[Python-Dev] Defining properties - a use case for class decorators?
Phillip J. Eby
pje at telecommunity.com
Wed Oct 19 17:42:05 CEST 2005
At 07:47 PM 10/19/2005 +1000, Nick Coghlan wrote:
>Phillip J. Eby wrote:
> > Note that a "where" or "given" statement like this could make it a
> > little easier to drop lambda.
>
>I think the "lambda will disappear in Py3k" concept might have been what
>triggered the original 'where' statement discussion.
>
>The idea was to be able to lift an arbitrary subexpression out of a function
>call or assignment statement without having to worry about affecting the
>surrounding namespace, and without distracting attention from the original
>statement. Basically, let a local refactoring *stay* local.
>
>The discussion wandered fairly far afield from that original goal though.
>
>One reason it fell apart was trying to answer the seemingly simple question
>"What would this print?":
>
> def f():
> a = 1
> b = 2
> print 1, locals()
> print 3, locals() given:
> a = 2
> c = 3
> print 2, locals()
> print 4, locals()
It would print "SyntaxError", because the 'given' or 'where' clause should
only work on an expression or assignment statement, not print. :)
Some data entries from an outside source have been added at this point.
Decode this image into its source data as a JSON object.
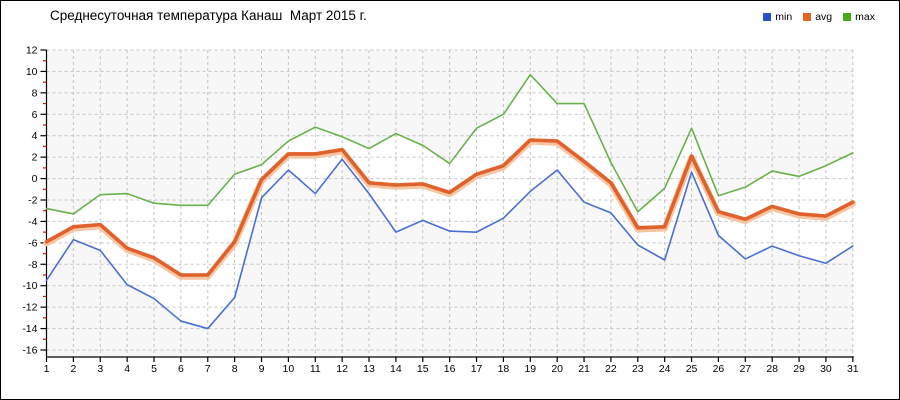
{
  "title": "Среднесуточная температура Канаш  Март 2015 г.",
  "legend": [
    {
      "label": "min",
      "color": "#2b4fc8"
    },
    {
      "label": "avg",
      "color": "#e2661f"
    },
    {
      "label": "max",
      "color": "#48a81c"
    }
  ],
  "chart_data": {
    "type": "line",
    "title": "Среднесуточная температура Канаш  Март 2015 г.",
    "xlabel": "",
    "ylabel": "",
    "x": [
      1,
      2,
      3,
      4,
      5,
      6,
      7,
      8,
      9,
      10,
      11,
      12,
      13,
      14,
      15,
      16,
      17,
      18,
      19,
      20,
      21,
      22,
      23,
      24,
      25,
      26,
      27,
      28,
      29,
      30,
      31
    ],
    "series": [
      {
        "name": "min",
        "color": "#4a6fd4",
        "width": 1.6,
        "values": [
          -9.5,
          -5.7,
          -6.7,
          -9.9,
          -11.2,
          -13.3,
          -14.0,
          -11.1,
          -1.8,
          0.8,
          -1.4,
          1.8,
          -1.4,
          -5.0,
          -3.9,
          -4.9,
          -5.0,
          -3.7,
          -1.2,
          0.8,
          -2.2,
          -3.2,
          -6.2,
          -7.6,
          0.6,
          -5.3,
          -7.5,
          -6.3,
          -7.2,
          -7.9,
          -6.3
        ]
      },
      {
        "name": "avg",
        "color": "#e0612c",
        "width": 3.6,
        "halo": "#f6c5a1",
        "values": [
          -5.9,
          -4.5,
          -4.3,
          -6.5,
          -7.4,
          -9.0,
          -9.0,
          -5.9,
          -0.1,
          2.3,
          2.3,
          2.7,
          -0.4,
          -0.6,
          -0.5,
          -1.3,
          0.4,
          1.2,
          3.6,
          3.5,
          1.6,
          -0.4,
          -4.6,
          -4.5,
          2.1,
          -3.1,
          -3.8,
          -2.6,
          -3.3,
          -3.5,
          -2.2
        ]
      },
      {
        "name": "max",
        "color": "#68b14c",
        "width": 1.6,
        "values": [
          -2.8,
          -3.3,
          -1.5,
          -1.4,
          -2.3,
          -2.5,
          -2.5,
          0.4,
          1.3,
          3.5,
          4.8,
          3.9,
          2.8,
          4.2,
          3.1,
          1.4,
          4.7,
          6.0,
          9.7,
          7.0,
          7.0,
          1.5,
          -3.1,
          -0.9,
          4.7,
          -1.6,
          -0.8,
          0.7,
          0.2,
          1.2,
          2.4
        ]
      }
    ],
    "ylim": [
      -16,
      12
    ],
    "yticks": [
      12,
      10,
      8,
      6,
      4,
      2,
      0,
      -2,
      -4,
      -6,
      -8,
      -10,
      -12,
      -14,
      -16
    ],
    "grid": "dashed",
    "legend_position": "top-right",
    "colors": {
      "plot_bg": "#f7f7f7",
      "band_fill": "#ffffff",
      "grid": "#c3c3c3",
      "axis": "#000000",
      "minor_tick": "#cc1111",
      "tick_label": "#000000"
    }
  }
}
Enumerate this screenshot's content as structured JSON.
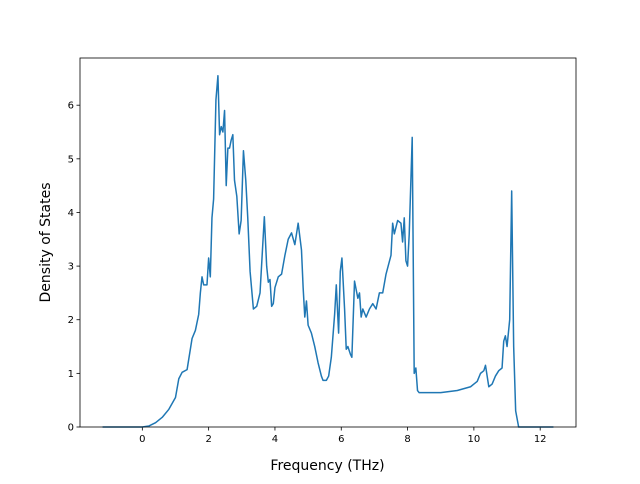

In Python 3000, where print is a function, it should print the numbers in
sequence, with 1+4 showing the outer locals, and 2+3 showing the inner
locals (not including 'b', since b is not a local variable in the nested
block).
I don't see what's hard about the question, if you view the block as syntax
sugar for a function definition and invocation on the right hand side of an
assignment.
Of course, if you assume it can occur on *any* statement (e.g. print), I
suppose things could seem more hairy.